Hosts: Matt Bates (Ph.D., University of Notre Dame) is Assistant Professor of Theology at Quincy University. He writes with a posture of faith seeking understanding, with a desire to serve the church, academy, and any reader of goodwill. He’s the author of Gospel Allegiance (Brazos, 2019), Salvation by Allegiance Alone (Baker Academic, 2017) is now available for order. His recent The Birth of the Trinity (Oxford University Press, 2015) focuses on how certain reading strategies helped early Christians to see that the one God can be differentiated as multiple persons. He has also written on the Apostle Paul’s method of interpreting Scripture: The Hermeneutics of the Apostolic Proclamation (Baylor University Press, 2012). A current book project, to be published by Eerdmans, explores the process by which Jesus came to be enthroned as king, as well as the theological implications for us today.

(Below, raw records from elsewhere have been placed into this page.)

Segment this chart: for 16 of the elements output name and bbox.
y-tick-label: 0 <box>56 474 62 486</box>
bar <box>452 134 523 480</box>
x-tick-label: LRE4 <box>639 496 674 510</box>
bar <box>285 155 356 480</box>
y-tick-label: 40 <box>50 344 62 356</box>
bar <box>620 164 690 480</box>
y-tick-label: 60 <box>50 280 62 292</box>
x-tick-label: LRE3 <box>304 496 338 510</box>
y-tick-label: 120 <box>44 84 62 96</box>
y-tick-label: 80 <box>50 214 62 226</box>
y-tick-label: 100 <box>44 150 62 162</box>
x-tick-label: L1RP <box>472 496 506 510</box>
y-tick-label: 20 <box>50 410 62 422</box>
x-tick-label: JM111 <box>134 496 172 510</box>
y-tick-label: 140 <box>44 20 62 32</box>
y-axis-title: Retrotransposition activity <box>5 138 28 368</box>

Matt Lynch (Ph.D., Emory University) is Academic Dean and Lecturer in Old Testament at Westminster Theological Centre in the UK. He’s the author of Monotheism and Institutions in the Book of Chronicles (Mohr Siebeck, 2014), and Portraying Violence in the Hebrew Bible (Cambridge, forthcoming 2020), and has written various articles on the Old Testament. He also blogs regularly at theologicalmisc.net. Matt is particularly interested in helping students grasp the theological and literary contours of the Old Testament, wrestle through its ethical and historical challenges, and understand its ongoing significance.